Nothing good, and much that is bad. Obsessive verbal attacks on the world’s only Jewish state has contributed to global antisemitism. While doing nothing to bring about a peaceful solution to the Arab-Israeli conflict, it has benefited human-rights abusers by diverting attention away from their atrocities. Israel’s Middle Eastern neighbors have capitalized on this obsession. Their leaders blame Israel for the ills of their societies, with the complicity of the UN, in order to stay in power. When protests and violence first flared in Syria, for example, that nation’s ambassador to the Court of St. James declared that it could have been Israel, and not Syrian President Assad, who was behind the killing of Syrian civilians, saying “The Israelis could be behind any bad thing in the world.” Even as the Arab Spring morphed into the Arab Winter because of problems unrelated to Israel, the scapegoating of Israel continues. Another result of the UN’s anti-Israel bias is the undermining of Israeli confidence in the UN’s ability to play a constructive role in promoting peace between Israelis and Palestinians.  At the same time it emboldens Palestinians to rely on international pressure on Israel, rather than make the necessary compromises for peace.

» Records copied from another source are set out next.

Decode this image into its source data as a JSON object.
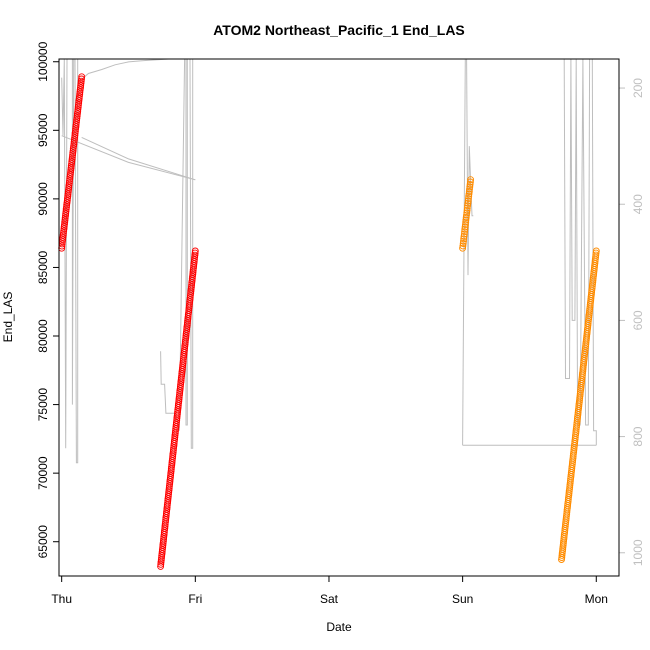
{
  "chart_data": {
    "type": "scatter",
    "title": "ATOM2 Northeast_Pacific_1 End_LAS",
    "xlabel": "Date",
    "ylabel": "End_LAS",
    "x_ticks": [
      "Thu",
      "Fri",
      "Sat",
      "Sun",
      "Mon"
    ],
    "xlim": [
      -0.02,
      4.17
    ],
    "ylim": [
      62500,
      100200
    ],
    "y_ticks": [
      65000,
      70000,
      75000,
      80000,
      85000,
      90000,
      95000,
      100000
    ],
    "y2lim": [
      1040,
      150
    ],
    "y2_ticks": [
      200,
      400,
      600,
      800,
      1000
    ],
    "colors": {
      "red": "#ff0000",
      "orange": "#ff8c00",
      "line": "#bebebe"
    },
    "series": [
      {
        "color": "red",
        "x_start": 0.0,
        "x_end": 0.15,
        "y_start": 86400,
        "y_end": 98900,
        "n": 80
      },
      {
        "color": "red",
        "x_start": 0.74,
        "x_end": 1.0,
        "y_start": 63200,
        "y_end": 86200,
        "n": 150
      },
      {
        "color": "orange",
        "x_start": 3.0,
        "x_end": 3.06,
        "y_start": 86400,
        "y_end": 91400,
        "n": 30
      },
      {
        "color": "orange",
        "x_start": 3.74,
        "x_end": 4.0,
        "y_start": 63700,
        "y_end": 86200,
        "n": 150
      }
    ],
    "line_series": [
      [
        [
          0.0,
          182
        ],
        [
          0.01,
          282
        ],
        [
          0.02,
          150
        ],
        [
          0.03,
          820
        ],
        [
          0.04,
          150
        ],
        [
          0.08,
          150
        ],
        [
          0.08,
          745
        ],
        [
          0.09,
          150
        ],
        [
          0.1,
          150
        ],
        [
          0.11,
          845
        ],
        [
          0.12,
          845
        ],
        [
          0.12,
          150
        ],
        [
          0.13,
          150
        ],
        [
          0.15,
          150
        ]
      ],
      [
        [
          0.15,
          185
        ],
        [
          0.2,
          175
        ],
        [
          0.3,
          168
        ],
        [
          0.4,
          160
        ],
        [
          0.5,
          155
        ],
        [
          0.6,
          153
        ],
        [
          0.8,
          150
        ],
        [
          1.0,
          150
        ],
        [
          1.3,
          150
        ],
        [
          3.0,
          150
        ]
      ],
      [
        [
          0.0,
          282
        ],
        [
          0.5,
          328
        ],
        [
          1.0,
          358
        ]
      ],
      [
        [
          1.0,
          358
        ],
        [
          0.5,
          322
        ],
        [
          0.15,
          285
        ]
      ],
      [
        [
          0.74,
          653
        ],
        [
          0.745,
          710
        ],
        [
          0.76,
          710
        ],
        [
          0.77,
          710
        ],
        [
          0.78,
          760
        ],
        [
          0.85,
          760
        ],
        [
          0.88,
          790
        ],
        [
          0.92,
          150
        ],
        [
          0.93,
          150
        ],
        [
          0.93,
          780
        ],
        [
          0.94,
          780
        ],
        [
          0.94,
          150
        ],
        [
          0.95,
          150
        ],
        [
          0.96,
          150
        ],
        [
          0.97,
          820
        ],
        [
          0.98,
          820
        ],
        [
          0.98,
          150
        ],
        [
          1.0,
          150
        ]
      ],
      [
        [
          3.0,
          815
        ],
        [
          3.02,
          150
        ],
        [
          3.03,
          150
        ],
        [
          3.04,
          522
        ],
        [
          3.05,
          300
        ],
        [
          3.06,
          360
        ],
        [
          3.07,
          420
        ],
        [
          3.08,
          420
        ]
      ],
      [
        [
          3.0,
          815
        ],
        [
          3.5,
          815
        ],
        [
          4.0,
          815
        ]
      ],
      [
        [
          3.74,
          150
        ],
        [
          3.76,
          150
        ],
        [
          3.77,
          700
        ],
        [
          3.8,
          700
        ],
        [
          3.81,
          150
        ],
        [
          3.82,
          600
        ],
        [
          3.84,
          600
        ],
        [
          3.85,
          150
        ],
        [
          3.86,
          780
        ],
        [
          3.88,
          780
        ],
        [
          3.9,
          150
        ],
        [
          3.92,
          780
        ],
        [
          3.94,
          780
        ],
        [
          3.95,
          150
        ],
        [
          3.97,
          150
        ],
        [
          3.98,
          790
        ],
        [
          3.99,
          790
        ],
        [
          4.0,
          790
        ],
        [
          4.0,
          815
        ]
      ]
    ]
  }
}
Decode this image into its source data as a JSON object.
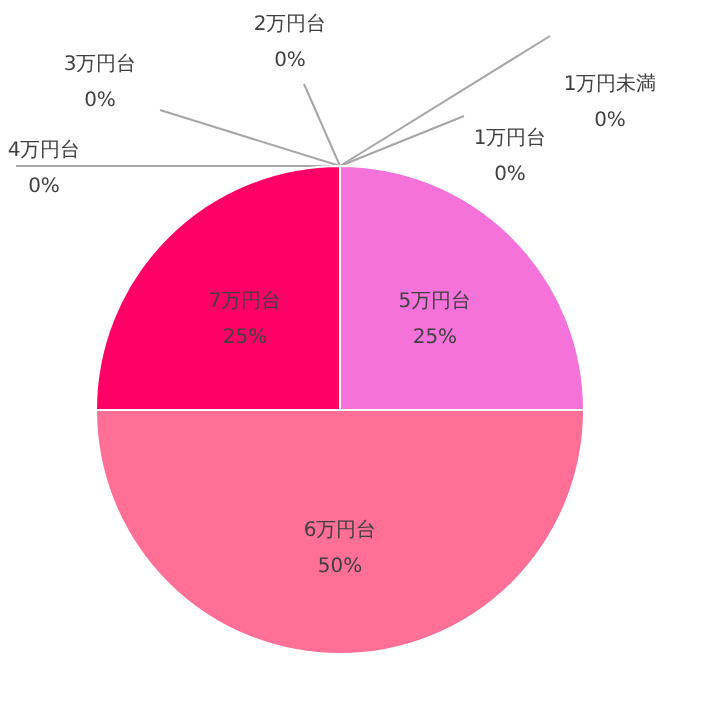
{
  "chart_data": {
    "type": "pie",
    "categories": [
      "1万円未満",
      "1万円台",
      "2万円台",
      "3万円台",
      "4万円台",
      "5万円台",
      "6万円台",
      "7万円台"
    ],
    "values": [
      0,
      0,
      0,
      0,
      0,
      25,
      50,
      25
    ],
    "value_labels": [
      "0%",
      "0%",
      "0%",
      "0%",
      "0%",
      "25%",
      "50%",
      "25%"
    ],
    "colors": [
      "#a6a6a6",
      "#a6a6a6",
      "#a6a6a6",
      "#a6a6a6",
      "#a6a6a6",
      "#f472d9",
      "#ff6f96",
      "#ff0066"
    ]
  }
}
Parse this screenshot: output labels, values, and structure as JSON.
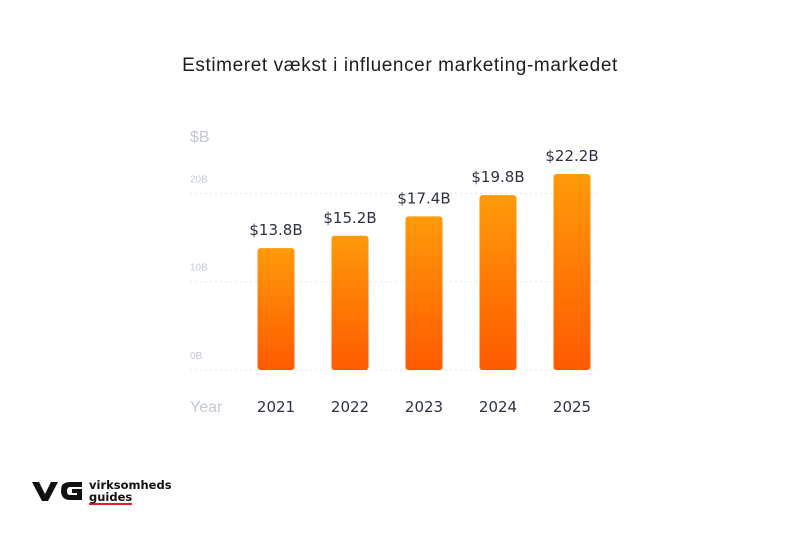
{
  "title": "Estimeret vækst i influencer marketing-markedet",
  "chart_data": {
    "type": "bar",
    "title": "Estimeret vækst i influencer marketing-markedet",
    "ylabel": "$B",
    "xlabel": "Year",
    "categories": [
      "2021",
      "2022",
      "2023",
      "2024",
      "2025"
    ],
    "values": [
      13.8,
      15.2,
      17.4,
      19.8,
      22.2
    ],
    "value_labels": [
      "$13.8B",
      "$15.2B",
      "$17.4B",
      "$19.8B",
      "$22.2B"
    ],
    "ylim": [
      0,
      20
    ],
    "yticks": [
      0,
      10,
      20
    ],
    "ytick_labels": [
      "0B",
      "10B",
      "20B"
    ],
    "grid": true,
    "bar_color_top": "#ff9a0a",
    "bar_color_bottom": "#ff5a00"
  },
  "logo": {
    "mark": "VG",
    "line1": "virksomheds",
    "line2": "guides"
  }
}
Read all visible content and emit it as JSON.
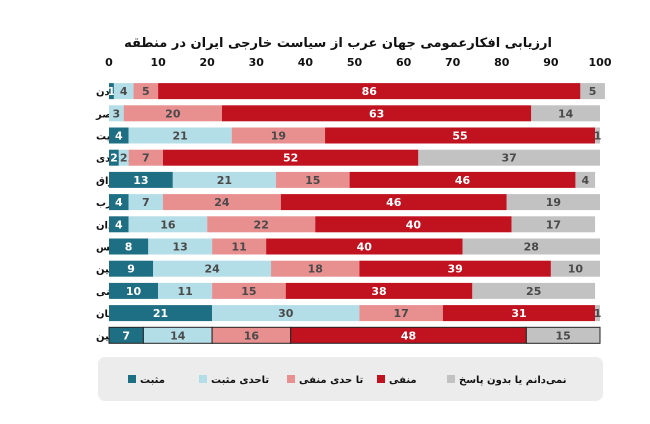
{
  "chart_data": {
    "type": "bar",
    "orientation": "horizontal",
    "stacked": true,
    "title": "ارزیابی افکارعمومی جهان عرب از سیاست خارجی ایران در منطقه",
    "xlim": [
      0,
      100
    ],
    "xticks": [
      "0",
      "10",
      "20",
      "30",
      "40",
      "50",
      "60",
      "70",
      "80",
      "90",
      "100"
    ],
    "grid": false,
    "legend_position": "bottom",
    "categories": [
      "اردن",
      "مصر",
      "کویت",
      "عربستان سعودی",
      "عراق",
      "مغرب",
      "سودان",
      "تونس",
      "فلسطین",
      "موریتانی",
      "لبنان",
      "میانگین"
    ],
    "series": [
      {
        "name": "مثبت",
        "color": "#1f6f84",
        "label_color": "#ffffff",
        "values": [
          1,
          0,
          4,
          2,
          13,
          4,
          4,
          8,
          9,
          10,
          21,
          7
        ]
      },
      {
        "name": "تاحدی مثبت",
        "color": "#b3dde7",
        "label_color": "#4a4a4a",
        "values": [
          4,
          3,
          21,
          2,
          21,
          7,
          16,
          13,
          24,
          11,
          30,
          14
        ]
      },
      {
        "name": "تا حدی منفی",
        "color": "#e88f90",
        "label_color": "#4a4a4a",
        "values": [
          5,
          20,
          19,
          7,
          15,
          24,
          22,
          11,
          18,
          15,
          17,
          16
        ]
      },
      {
        "name": "منفی",
        "color": "#c1121f",
        "label_color": "#ffffff",
        "values": [
          86,
          63,
          55,
          52,
          46,
          46,
          40,
          40,
          39,
          38,
          31,
          48
        ]
      },
      {
        "name": "نمی‌دانم یا بدون پاسخ",
        "color": "#c2c2c2",
        "label_color": "#4a4a4a",
        "values": [
          5,
          14,
          1,
          37,
          4,
          19,
          17,
          28,
          10,
          25,
          1,
          15
        ]
      }
    ]
  }
}
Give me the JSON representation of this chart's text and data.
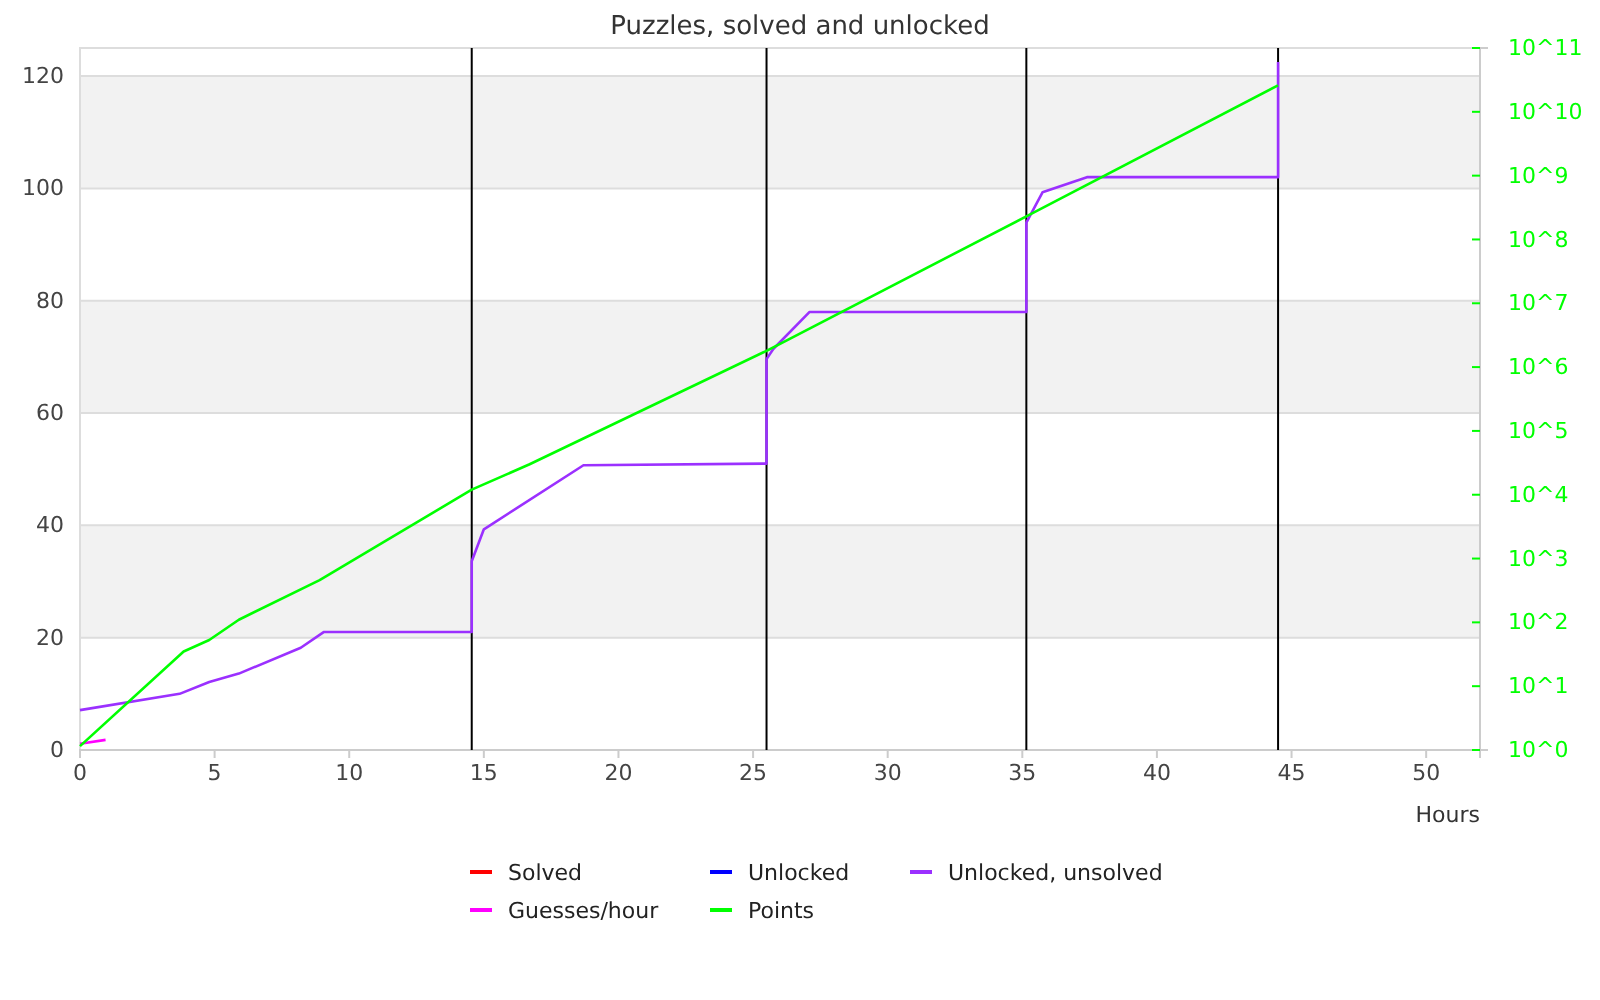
{
  "chart_data": {
    "type": "line",
    "title": "Puzzles, solved and unlocked",
    "xlabel": "Hours",
    "xlim": [
      0,
      52
    ],
    "xticks": [
      0,
      5,
      10,
      15,
      20,
      25,
      30,
      35,
      40,
      45,
      50
    ],
    "ylim": [
      0,
      125
    ],
    "yticks": [
      0,
      20,
      40,
      60,
      80,
      100,
      120
    ],
    "y2lim": [
      1,
      100000000000
    ],
    "y2ticks": [
      {
        "value": 1,
        "label": "10^0"
      },
      {
        "value": 10,
        "label": "10^1"
      },
      {
        "value": 100,
        "label": "10^2"
      },
      {
        "value": 1000,
        "label": "10^3"
      },
      {
        "value": 10000,
        "label": "10^4"
      },
      {
        "value": 100000,
        "label": "10^5"
      },
      {
        "value": 1000000,
        "label": "10^6"
      },
      {
        "value": 10000000,
        "label": "10^7"
      },
      {
        "value": 100000000,
        "label": "10^8"
      },
      {
        "value": 1000000000,
        "label": "10^9"
      },
      {
        "value": 10000000000,
        "label": "10^10"
      },
      {
        "value": 100000000000,
        "label": "10^11"
      }
    ],
    "log": "y2",
    "grid": "y",
    "legend": "bottom",
    "marker": "none",
    "line_style": "solid",
    "bands": [
      {
        "axis": "y",
        "from": 20,
        "to": 40,
        "color": "#f2f2f2"
      },
      {
        "axis": "y",
        "from": 60,
        "to": 80,
        "color": "#f2f2f2"
      },
      {
        "axis": "y",
        "from": 100,
        "to": 120,
        "color": "#f2f2f2"
      }
    ],
    "ref_lines": [
      {
        "axis": "x",
        "value": 14.55,
        "color": "#000000"
      },
      {
        "axis": "x",
        "value": 25.5,
        "color": "#000000"
      },
      {
        "axis": "x",
        "value": 35.15,
        "color": "#000000"
      },
      {
        "axis": "x",
        "value": 44.5,
        "color": "#000000"
      }
    ],
    "series": [
      {
        "name": "Solved",
        "color": "#ff0000"
      },
      {
        "name": "Unlocked",
        "color": "#0000ff"
      },
      {
        "name": "Unlocked, unsolved",
        "color": "#9b30ff",
        "x": [
          0,
          3.7,
          4.8,
          5.9,
          8.2,
          9.05,
          14.55,
          14.55,
          15.0,
          18.7,
          25.5,
          25.5,
          25.75,
          27.1,
          35.15,
          35.15,
          35.75,
          37.4,
          44.5,
          44.5
        ],
        "values": [
          7.1,
          10,
          12.1,
          13.6,
          18.2,
          21,
          21,
          33.6,
          39.3,
          50.7,
          51,
          69.6,
          71.4,
          78,
          78,
          93.9,
          99.3,
          102,
          102,
          122.5
        ]
      },
      {
        "name": "Guesses/hour",
        "color": "#ff00ff",
        "x": [
          0,
          0.95
        ],
        "values": [
          1.1,
          1.8
        ]
      },
      {
        "name": "Points",
        "color": "#00ff00",
        "axis": "y2",
        "x": [
          0,
          3.85,
          4.8,
          5.9,
          8.9,
          14.55,
          16.7,
          25.5,
          35.15,
          44.5
        ],
        "values": [
          1.15,
          35,
          53,
          110,
          460,
          12000,
          30000,
          1800000,
          230000000,
          26000000000
        ]
      }
    ]
  }
}
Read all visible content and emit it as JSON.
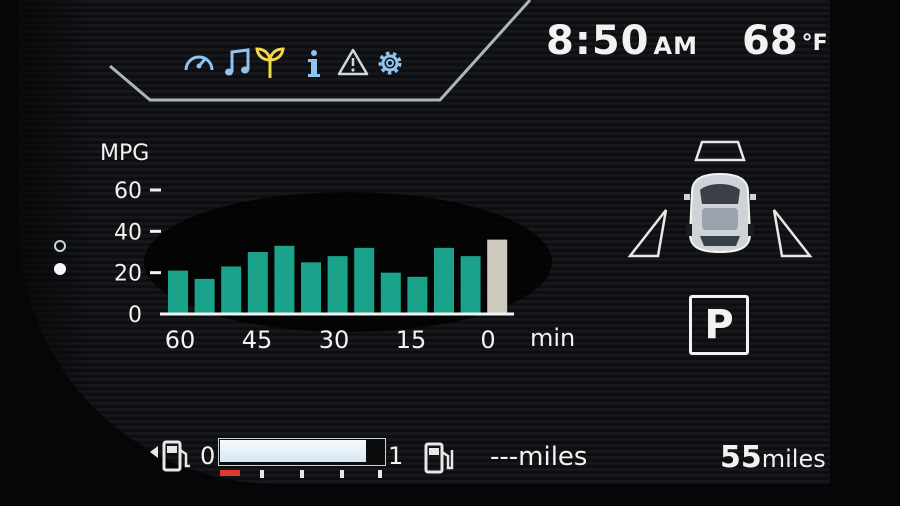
{
  "menu": {
    "icons": [
      {
        "name": "speedometer-icon",
        "color": "#8fc3f0"
      },
      {
        "name": "music-note-icon",
        "color": "#8fc3f0"
      },
      {
        "name": "eco-leaf-icon",
        "color": "#f4d64a",
        "active": true
      },
      {
        "name": "info-icon",
        "color": "#8fc3f0"
      },
      {
        "name": "warning-icon",
        "color": "#cfd6de"
      },
      {
        "name": "settings-gear-icon",
        "color": "#8fc3f0"
      }
    ]
  },
  "status": {
    "time": "8:50",
    "ampm": "AM",
    "temperature": "68",
    "temperature_unit": "°F"
  },
  "chart_data": {
    "type": "bar",
    "ylabel": "MPG",
    "xlabel": "min",
    "ylim": [
      0,
      60
    ],
    "yticks": [
      "0",
      "20",
      "40",
      "60"
    ],
    "xticks": [
      "60",
      "45",
      "30",
      "15",
      "0"
    ],
    "values": [
      21,
      17,
      23,
      30,
      33,
      25,
      28,
      32,
      20,
      18,
      32,
      28,
      36
    ],
    "bar_color": "#1aa38a",
    "current_bar_color": "#cfcac0"
  },
  "pagination": {
    "pages": 2,
    "active": 2
  },
  "park_indicator": "P",
  "range": {
    "gauge_min": "0",
    "gauge_max": "1",
    "gauge_level": 0.9,
    "left_value": "---miles",
    "right_number": "55",
    "right_unit": "miles"
  }
}
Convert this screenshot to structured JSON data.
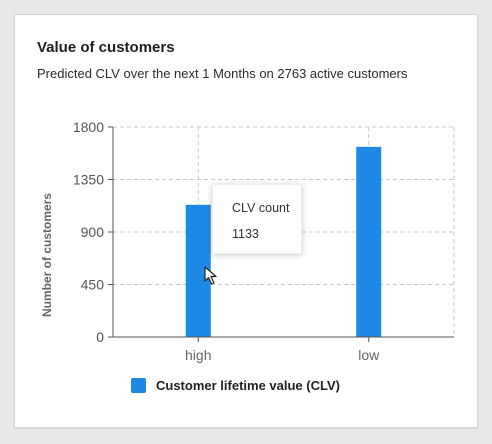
{
  "card": {
    "title": "Value of customers",
    "subtitle": "Predicted CLV over the next 1 Months on 2763 active customers"
  },
  "chart_data": {
    "type": "bar",
    "title": "Value of customers",
    "subtitle": "Predicted CLV over the next 1 Months on 2763 active customers",
    "categories": [
      "high",
      "low"
    ],
    "series": [
      {
        "name": "Customer lifetime value (CLV)",
        "values": [
          1133,
          1630
        ],
        "color": "#1e88e5"
      }
    ],
    "xlabel": "",
    "ylabel": "Number of customers",
    "ylim": [
      0,
      1800
    ],
    "yticks": [
      0,
      450,
      900,
      1350,
      1800
    ],
    "grid": true,
    "legend": "bottom"
  },
  "tooltip": {
    "label": "CLV count",
    "value": "1133"
  },
  "legend": {
    "label": "Customer lifetime value (CLV)",
    "color": "#1e88e5"
  }
}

5. What’s the Real Goal of the Annual Censure of Israel?

The real goal is the same as that of the anti-Israel BDS movement: the delegitimization of the Jewish state in the eyes of the world. In a speech on February 2016, U.S. Ambassador to the UN Samantha Power directly addressed this threat, declaring that “UN Charter guarantees ‘the equal rights of nations large and small,’ and yet we have seen member states seek to use the UN Security Council, the General Assembly, and even the most arcane UN committees in ways that cross the line from legitimate criticisms of Israel’s policies to attempts to delegitimize the state of Israel itself. The only country in the world with a standing agenda item at the Human Rights Council is not North Korea, a totalitarian state that is currently holding an estimated 100,000 people in gulags; not Syria, which has gassed its people – lots of them. It is Israel.”